Island Autism is not immune to the challenges of farming, among them weed pressure, pests and yearly spring rocks.
“We were like, is [clearing rocks] going to be an interesting project for people?” said Mary. “And we quickly realized no, no one wants to pick up rocks.”
But generally, things want to grow.
“It’s like such a good life lesson in general,” she said. “If you give things some water and some sun, mostly they’ll grow, and sometimes it won’t, and that’s okay. And then you can pivot.”
They’ve also learned a lot in the few years they’ve been farming, like how to work with their hilly landscape and the fact that the goats will eat anything. And speaking of goats: While most goats and many on-Island are threatened by a gastrointestinal roundworm, Island Autism has successfully lowered the parasite load in their herd by feeding their goats an Australian-made biosupplement containing fungus spores that consume the roundworm’s larvae.
That’s a mouthful.
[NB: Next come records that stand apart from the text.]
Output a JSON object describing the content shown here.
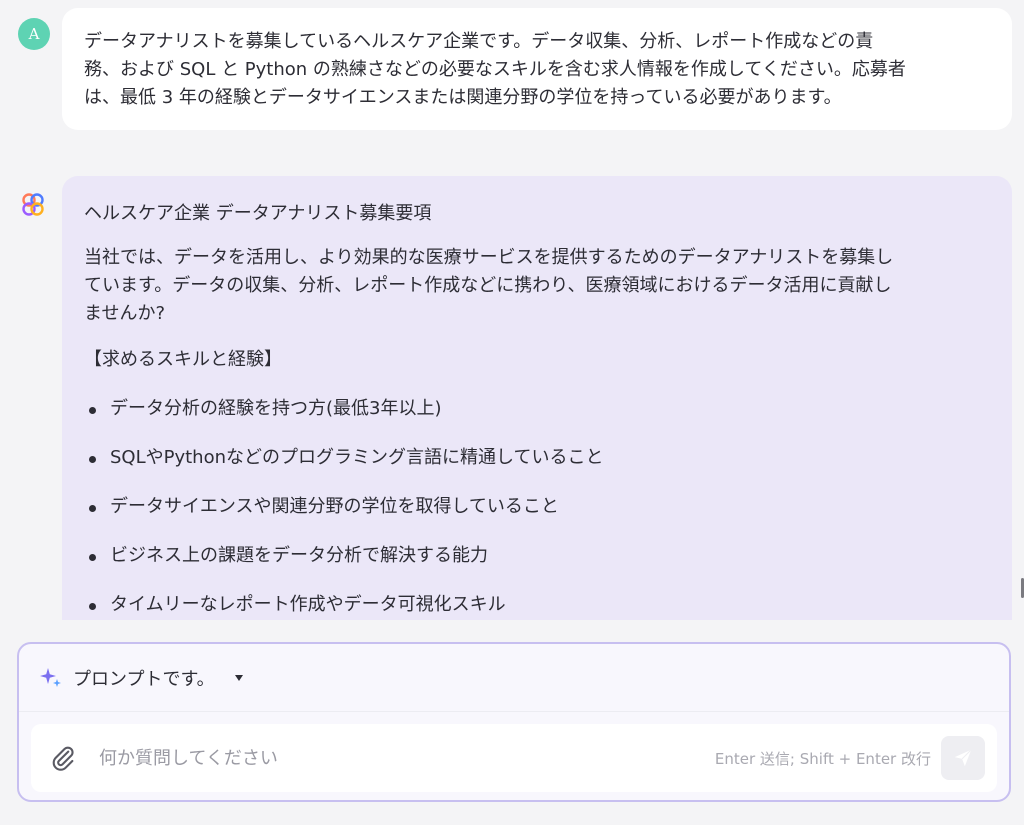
{
  "user": {
    "avatar_initial": "A",
    "message_lines": [
      "データアナリストを募集しているヘルスケア企業です。データ収集、分析、レポート作成などの責",
      "務、および SQL と Python の熟練さなどの必要なスキルを含む求人情報を作成してください。応募者",
      "は、最低 3 年の経験とデータサイエンスまたは関連分野の学位を持っている必要があります。"
    ]
  },
  "assistant": {
    "icon": "flower-logo-icon",
    "title": "ヘルスケア企業 データアナリスト募集要項",
    "intro_lines": [
      "当社では、データを活用し、より効果的な医療サービスを提供するためのデータアナリストを募集し",
      "ています。データの収集、分析、レポート作成などに携わり、医療領域におけるデータ活用に貢献し",
      "ませんか?"
    ],
    "section_heading": "【求めるスキルと経験】",
    "bullets": [
      "データ分析の経験を持つ方(最低3年以上)",
      "SQLやPythonなどのプログラミング言語に精通していること",
      "データサイエンスや関連分野の学位を取得していること",
      "ビジネス上の課題をデータ分析で解決する能力",
      "タイムリーなレポート作成やデータ可視化スキル"
    ]
  },
  "composer": {
    "prompt_label": "プロンプトです。",
    "placeholder": "何か質問してください",
    "hint": "Enter 送信; Shift + Enter 改行"
  },
  "colors": {
    "avatar": "#5ed3b3",
    "assistant_bubble": "#ebe7f8",
    "composer_border": "#c7bff0",
    "sparkle": "#7b6ff0"
  }
}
The bottom line: Island Autism has healthier goats than they did before.
“I know that sort of sounds like a little accomplishment,” said Kate. “But for us, we just learned something about farming and became better farmers because of it.”
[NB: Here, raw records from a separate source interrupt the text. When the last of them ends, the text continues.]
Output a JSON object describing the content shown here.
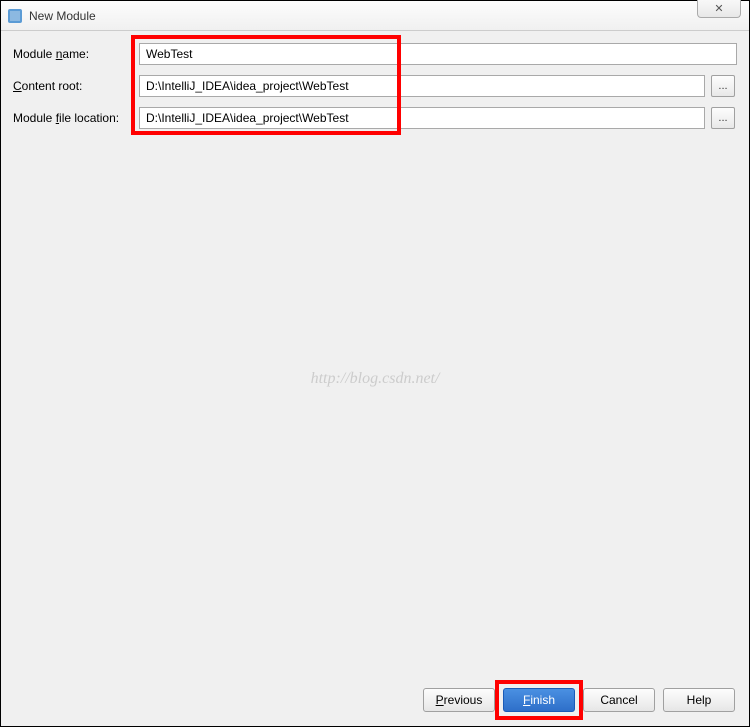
{
  "window": {
    "title": "New Module",
    "close_glyph": "✕"
  },
  "form": {
    "module_name_label": "Module name:",
    "module_name_value": "WebTest",
    "content_root_label": "Content root:",
    "content_root_value": "D:\\IntelliJ_IDEA\\idea_project\\WebTest",
    "module_file_label": "Module file location:",
    "module_file_value": "D:\\IntelliJ_IDEA\\idea_project\\WebTest",
    "browse_glyph": "..."
  },
  "watermark": "http://blog.csdn.net/",
  "buttons": {
    "previous": "Previous",
    "finish": "Finish",
    "cancel": "Cancel",
    "help": "Help"
  }
}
The goats are chatty, fenced in next to the wooden raspberry trellises made by another person with autism. Blackberry and grape vines intertwine with one of the chicken fences, and the garden’s tomatoes are a sea of hopeful yellow suckers.
“We’re stressed about the tomatoes,” said Mary. “They’ve become monstrous!”
Monstrous and chaotic? Yes. But also joyful, nourishing and undeniably exciting: one more model for what successful, sustainable farming can look like.